Some at least of the nuns drew their own conclusions about her race and very early one morning, when the nuns correctly judged that a visit from the Gestapo was imminent, Janina was rushed to another convent - back in Warsaw. There she joined children who had been evacuated from a school in eastern Poland, in a building that by chance bordered on the former ghetto. Again she endured many deeply disturbing and distressing experiences, and again she witnessed preparations for an uprising, this time the August 1944 attempt by Polish nationalists to themselves drive out the Germans. The nuns led another hasty retreat, this time to a country mansion in an area held by Germany almost to the end of the war. There malnutrition became a major problem, yet another serious threat to Janina's survival.

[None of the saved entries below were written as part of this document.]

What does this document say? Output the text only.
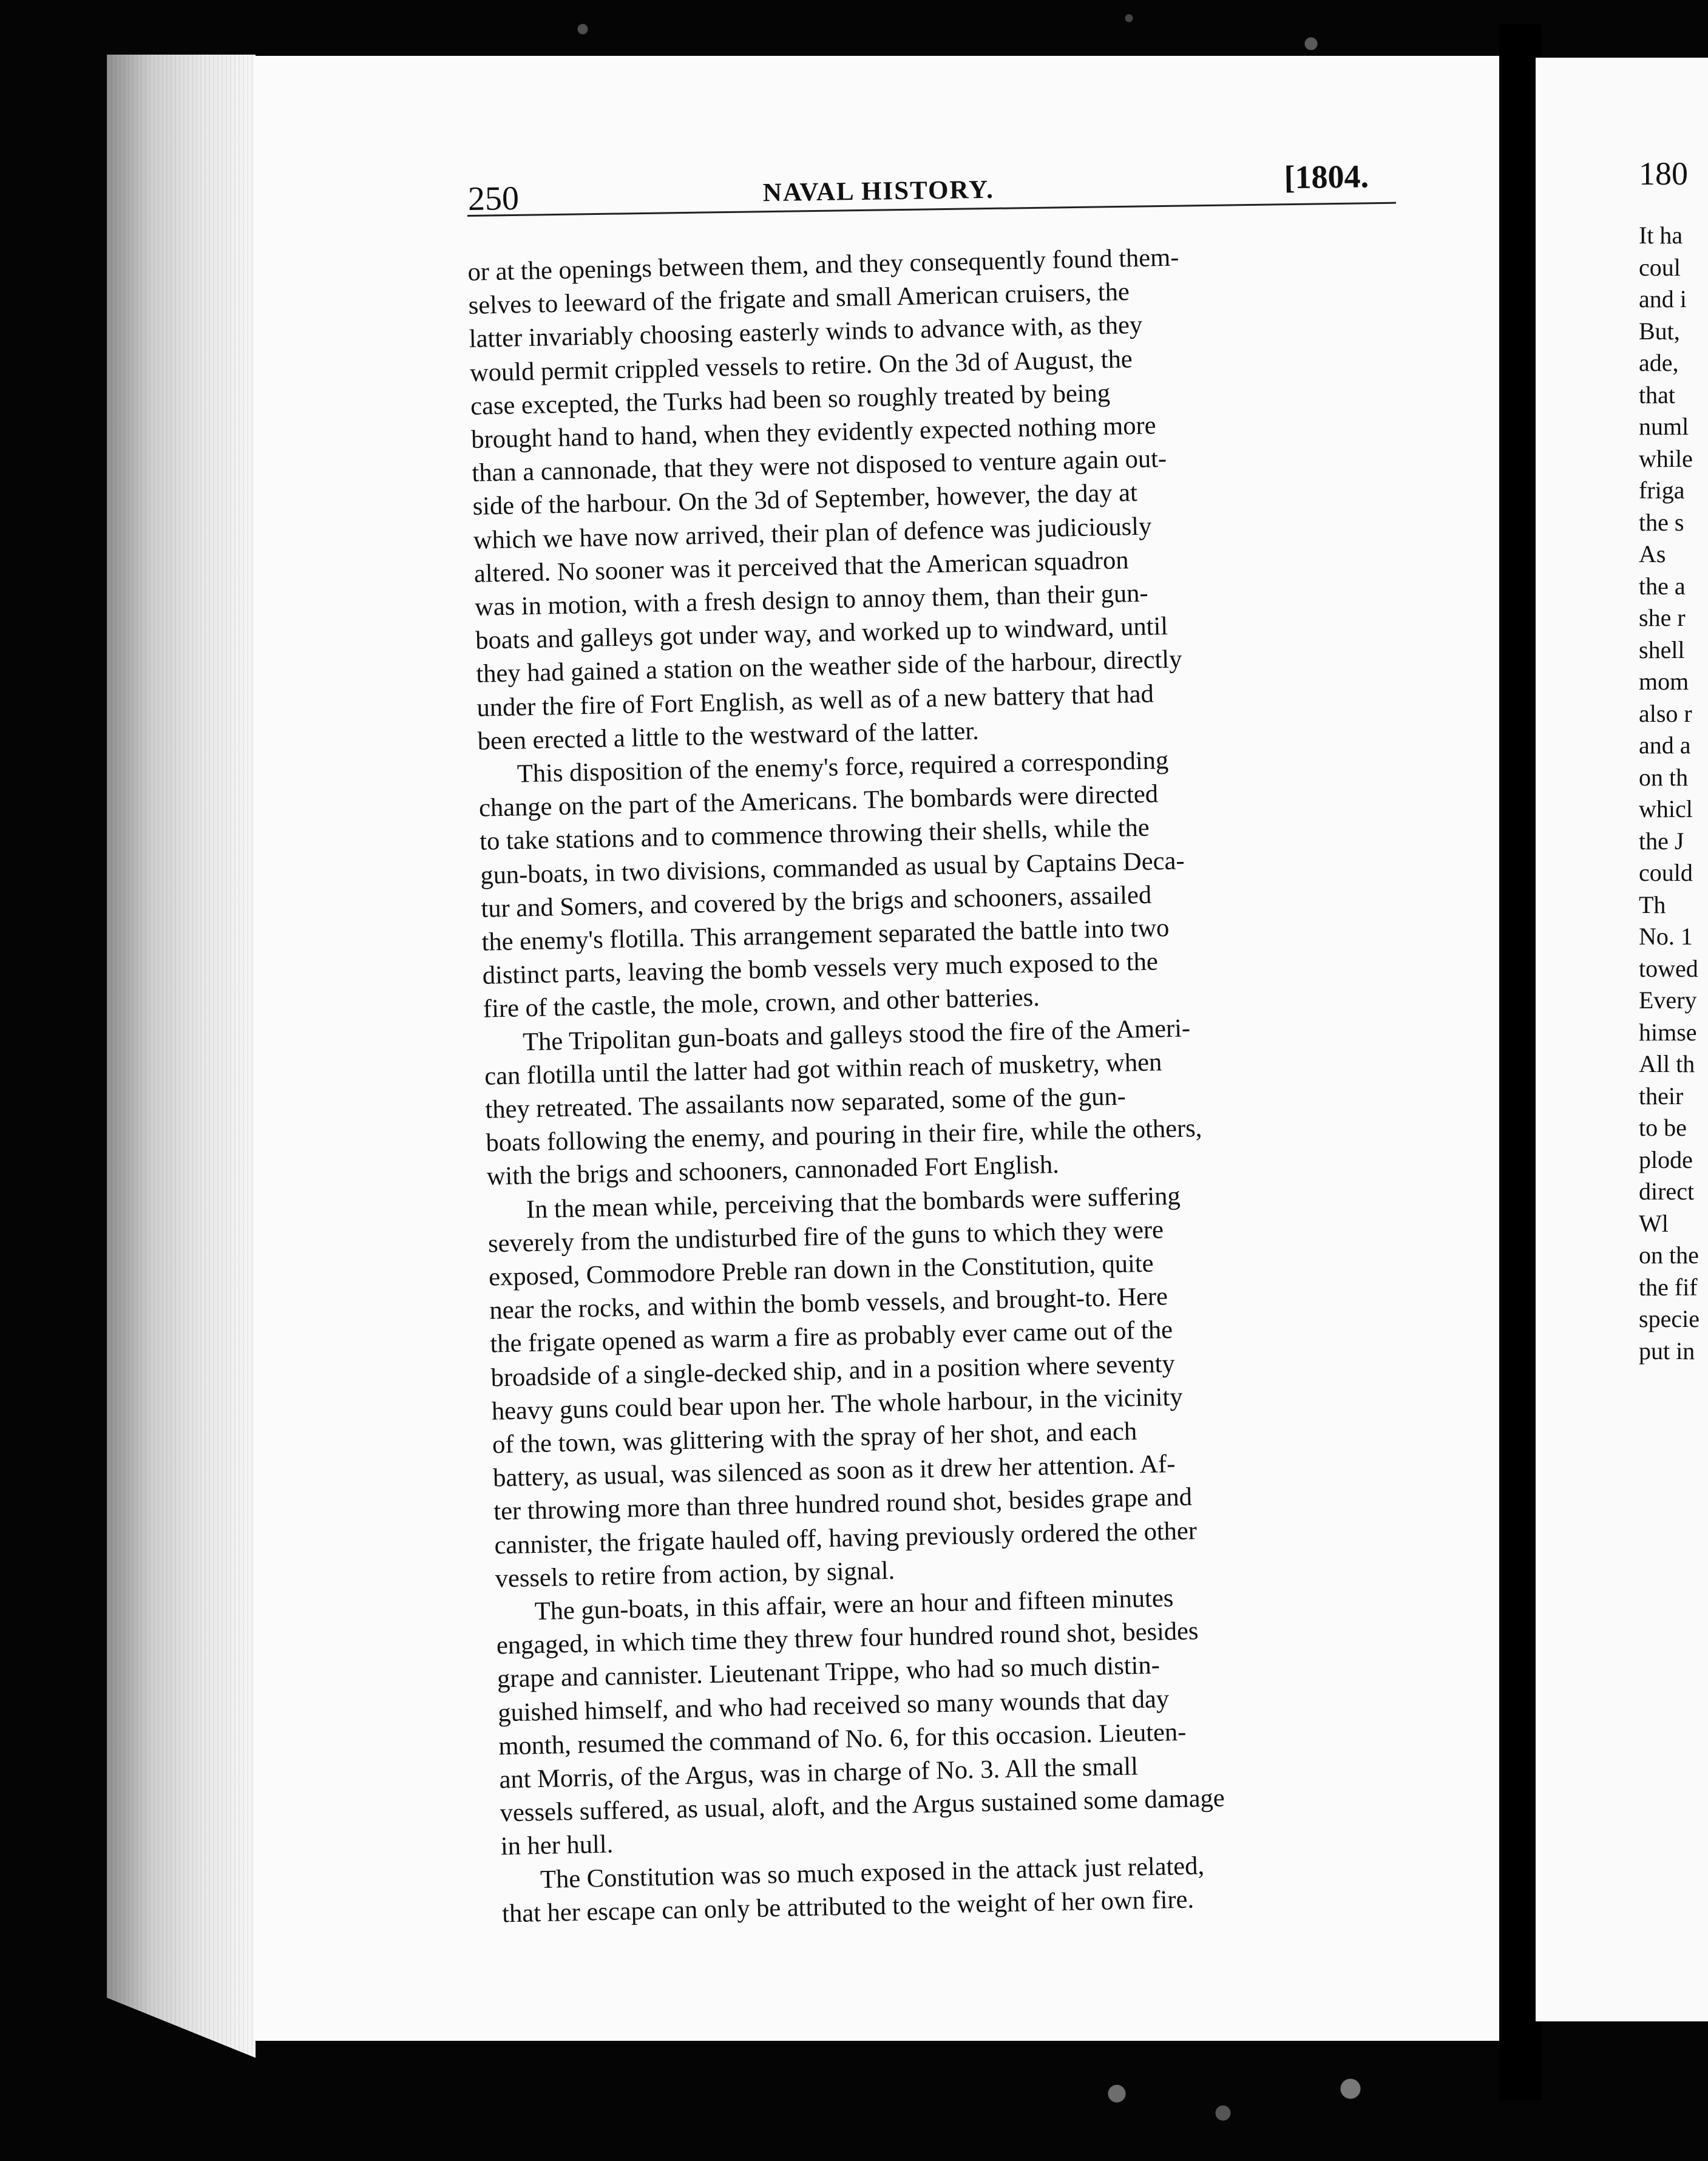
250	NAVAL HISTORY.	[1804.
or at the openings between them, and they consequently found them-
selves to leeward of the frigate and small American cruisers, the
latter invariably choosing easterly winds to advance with, as they
would permit crippled vessels to retire. On the 3d of August, the
case excepted, the Turks had been so roughly treated by being
brought hand to hand, when they evidently expected nothing more
than a cannonade, that they were not disposed to venture again out-
side of the harbour. On the 3d of September, however, the day at
which we have now arrived, their plan of defence was judiciously
altered. No sooner was it perceived that the American squadron
was in motion, with a fresh design to annoy them, than their gun-
boats and galleys got under way, and worked up to windward, until
they had gained a station on the weather side of the harbour, directly
under the fire of Fort English, as well as of a new battery that had
been erected a little to the westward of the latter.
This disposition of the enemy's force, required a corresponding
change on the part of the Americans. The bombards were directed
to take stations and to commence throwing their shells, while the
gun-boats, in two divisions, commanded as usual by Captains Deca-
tur and Somers, and covered by the brigs and schooners, assailed
the enemy's flotilla. This arrangement separated the battle into two
distinct parts, leaving the bomb vessels very much exposed to the
fire of the castle, the mole, crown, and other batteries.
The Tripolitan gun-boats and galleys stood the fire of the Ameri-
can flotilla until the latter had got within reach of musketry, when
they retreated. The assailants now separated, some of the gun-
boats following the enemy, and pouring in their fire, while the others,
with the brigs and schooners, cannonaded Fort English.
In the mean while, perceiving that the bombards were suffering
severely from the undisturbed fire of the guns to which they were
exposed, Commodore Preble ran down in the Constitution, quite
near the rocks, and within the bomb vessels, and brought-to. Here
the frigate opened as warm a fire as probably ever came out of the
broadside of a single-decked ship, and in a position where seventy
heavy guns could bear upon her. The whole harbour, in the vicinity
of the town, was glittering with the spray of her shot, and each
battery, as usual, was silenced as soon as it drew her attention. Af-
ter throwing more than three hundred round shot, besides grape and
cannister, the frigate hauled off, having previously ordered the other
vessels to retire from action, by signal.
The gun-boats, in this affair, were an hour and fifteen minutes
engaged, in which time they threw four hundred round shot, besides
grape and cannister. Lieutenant Trippe, who had so much distin-
guished himself, and who had received so many wounds that day
month, resumed the command of No. 6, for this occasion. Lieuten-
ant Morris, of the Argus, was in charge of No. 3. All the small
vessels suffered, as usual, aloft, and the Argus sustained some damage
in her hull.
The Constitution was so much exposed in the attack just related,
that her escape can only be attributed to the weight of her own fire.
180
It ha
coul
and i
But,
ade,
that
numl
while
friga
the s
As
the a
she r
shell
mom
also r
and a
on th
whicl
the J
could
Th
No. 1
towed
Every
himse
All th
their
to be
plode
direct
Wl
on the
the fif
specie
put in
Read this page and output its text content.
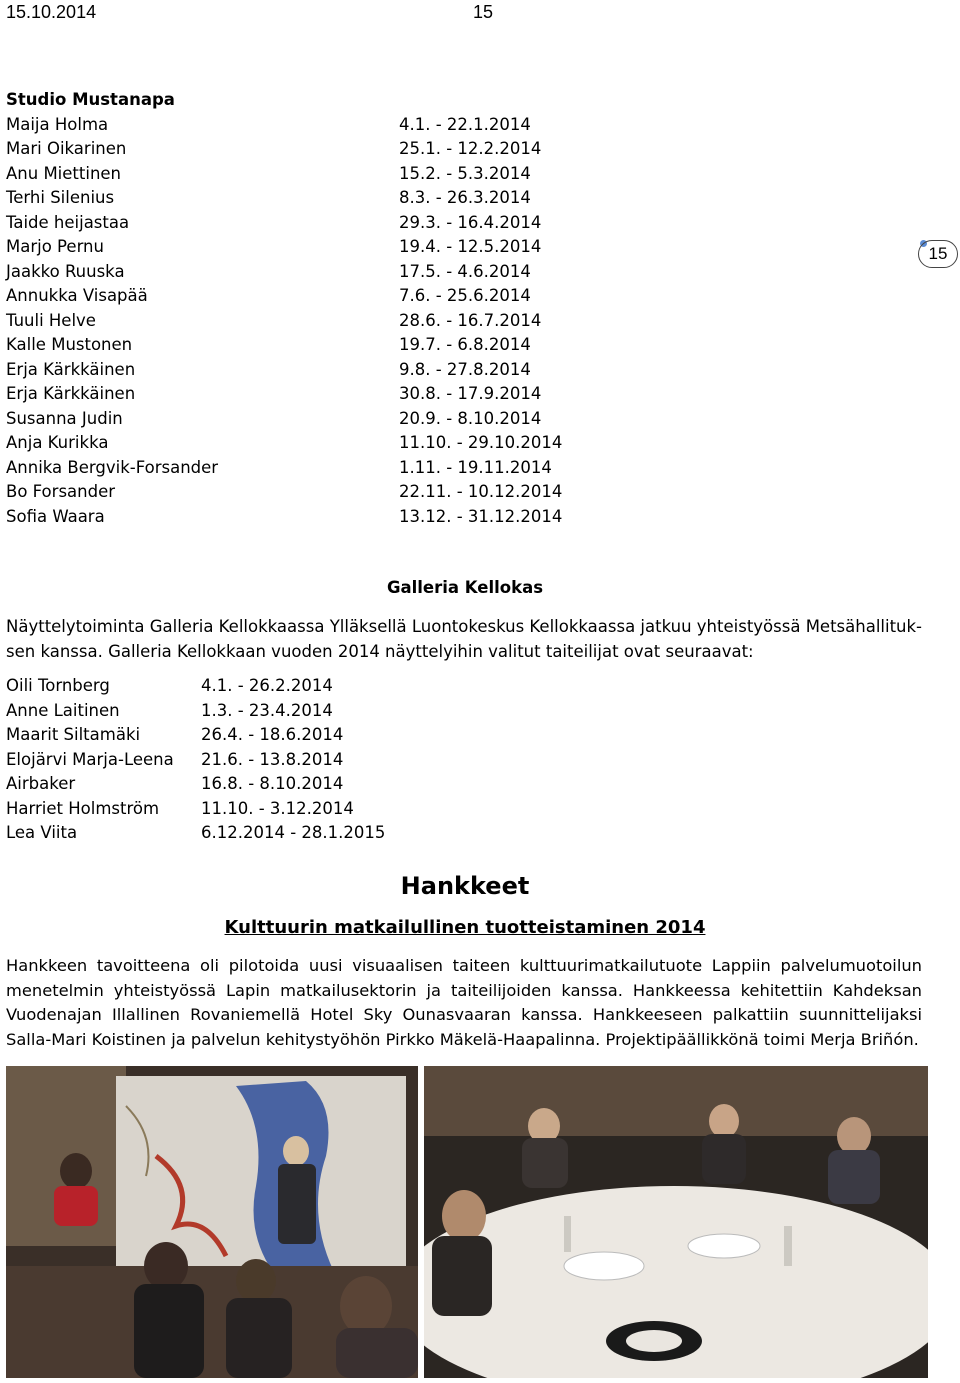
15.10.2014	15
15
Studio Mustanapa
Maija Holma	4.1. - 22.1.2014
Mari Oikarinen	25.1. - 12.2.2014
Anu Miettinen	15.2. - 5.3.2014
Terhi Silenius	8.3. - 26.3.2014
Taide heijastaa	29.3. - 16.4.2014
Marjo Pernu	19.4. - 12.5.2014
Jaakko Ruuska	17.5. - 4.6.2014
Annukka Visapää	7.6. - 25.6.2014
Tuuli Helve	28.6. - 16.7.2014
Kalle Mustonen	19.7. - 6.8.2014
Erja Kärkkäinen	9.8. - 27.8.2014
Erja Kärkkäinen	30.8. - 17.9.2014
Susanna Judin	20.9. - 8.10.2014
Anja Kurikka	11.10. - 29.10.2014
Annika Bergvik-Forsander	1.11. - 19.11.2014
Bo Forsander	22.11. - 10.12.2014
Sofia Waara	13.12. - 31.12.2014
Galleria Kellokas
Näyttelytoiminta Galleria Kellokkaassa Ylläksellä Luontokeskus Kellokkaassa jatkuu yhteistyössä Metsähallituk-
sen kanssa. Galleria Kellokkaan vuoden 2014 näyttelyihin valitut taiteilijat ovat seuraavat:
Oili Tornberg	4.1. - 26.2.2014
Anne Laitinen	1.3. - 23.4.2014
Maarit Siltamäki	26.4. - 18.6.2014
Elojärvi Marja-Leena	21.6. - 13.8.2014
Airbaker	16.8. - 8.10.2014
Harriet Holmström	11.10. - 3.12.2014
Lea Viita	6.12.2014 - 28.1.2015
Hankkeet
Kulttuurin matkailullinen tuotteistaminen 2014
Hankkeen tavoitteena oli pilotoida uusi visuaalisen taiteen kulttuurimatkailutuote Lappiin palvelumuotoilun menetelmin yhteistyössä Lapin matkailusektorin ja taiteilijoiden kanssa. Hankkeessa kehitettiin Kahdeksan Vuodenajan Illallinen Rovaniemellä Hotel Sky Ounasvaaran kanssa. Hankkeeseen palkattiin suunnittelijaksi Salla-Mari Koistinen ja palvelun kehitystyöhön Pirkko Mäkelä-Haapalinna. Projektipäällikkönä toimi Merja Briñón.
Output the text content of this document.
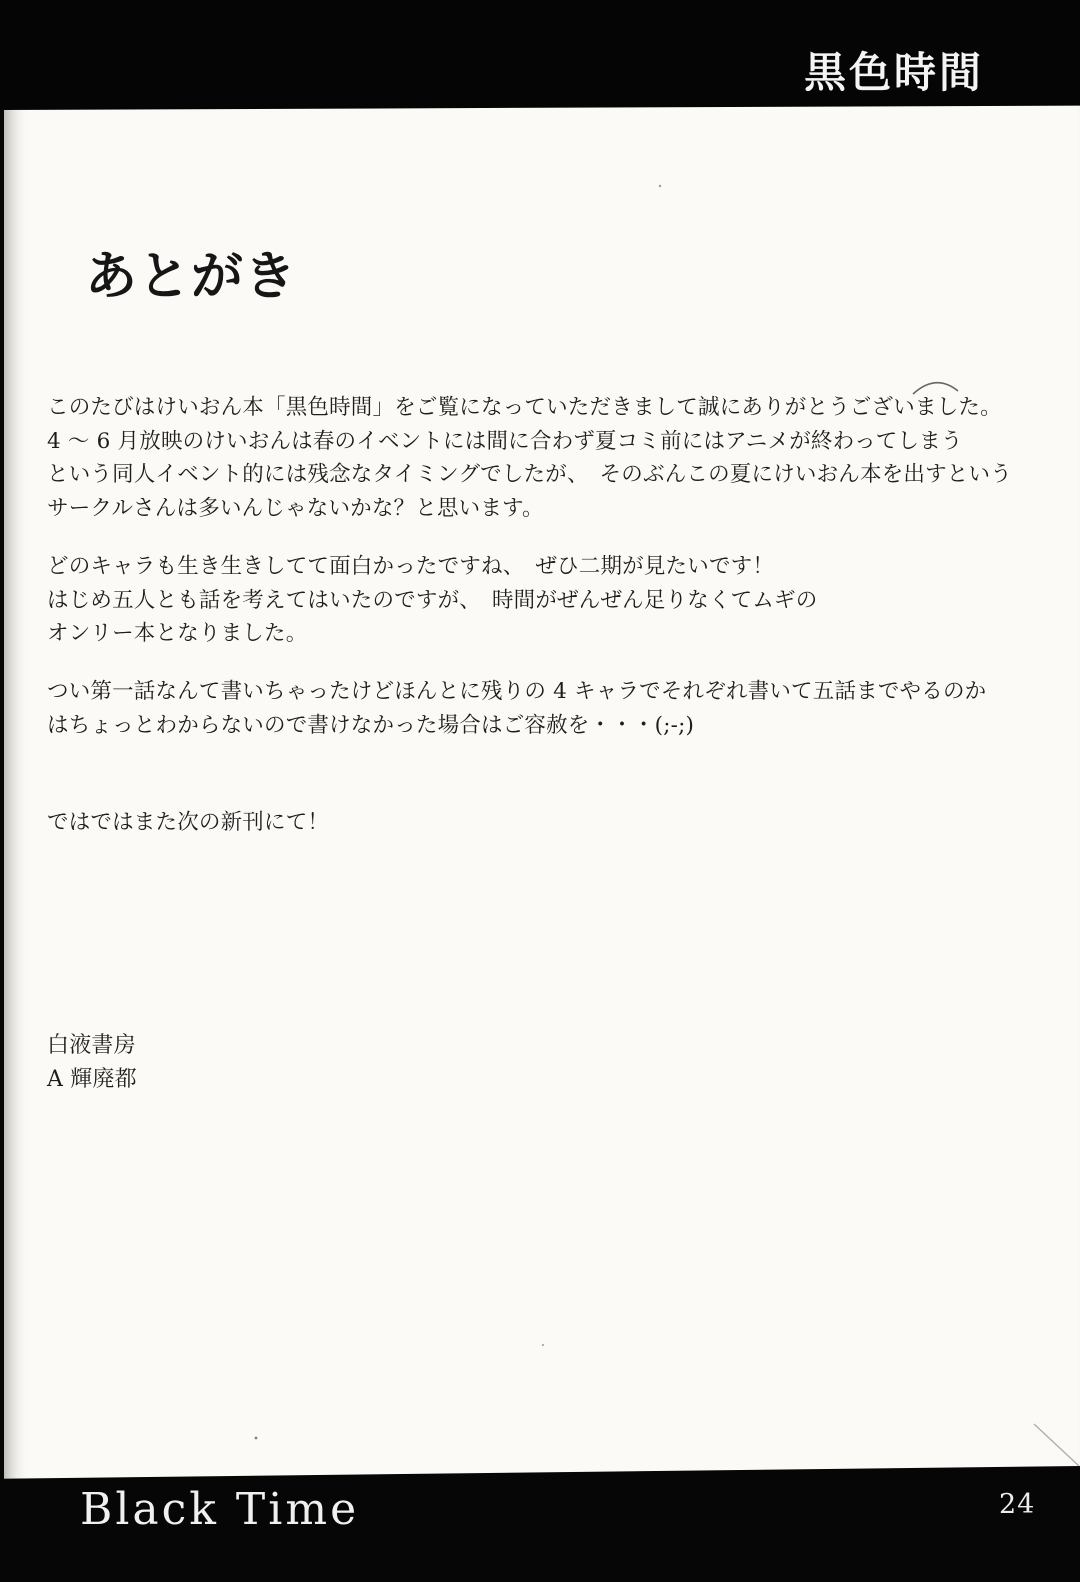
黒色時間
あとがき
このたびはけいおん本「黒色時間」をご覧になっていただきまして誠にありがとうございました。
4 ～ 6 月放映のけいおんは春のイベントには間に合わず夏コミ前にはアニメが終わってしまう
という同人イベント的には残念なタイミングでしたが、　そのぶんこの夏にけいおん本を出すという
サークルさんは多いんじゃないかな？と思います。
どのキャラも生き生きしてて面白かったですね、　ぜひ二期が見たいです！
はじめ五人とも話を考えてはいたのですが、　時間がぜんぜん足りなくてムギの
オンリー本となりました。
つい第一話なんて書いちゃったけどほんとに残りの 4 キャラでそれぞれ書いて五話までやるのか
はちょっとわからないので書けなかった場合はご容赦を・・・(;-;)
ではではまた次の新刊にて！
白液書房
A 輝廃都
Black Time	24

All is movingly described and, so far as one can discern, very accurately too. I have scarcely touched on the horrors, but Janina does not shrink from them. Neither, though, does she sensationalize. The shocking fact that human beings can adjust to almost unimaginable degradation and suffering she leaves to speak for itself.
3 of 3 people found the following review helpful.
It's So Well Written That You Are There
By SnowChick144
My husband's parents were in Warsaw (non-Jews) during the same time. They were "rounded up" and Father was sent to Buchenwald (concentration and labor camp) and Mother was sent to a German work farm. They both survived. Very sad to hear the horror from a Jewish survivor. Not the same circumstances, but a very revealing and riveting "real life and death" family experience as related by the young daughter. The picture of this time-frame in Poland became more clear for me.
This is a must read. It should not be forgotten how one specific group of people (God's chosen people) were singled out by a mad man for extermination and how it was almost achieved.
1 of 1 people found the following review helpful.
A Square of Sky
By mayflower
Enjoyed the book very much - will share that is for sure! Hard to believe a young girl of just 9 was able to survive so much pain, separation, hunger etc.....most of the time alone.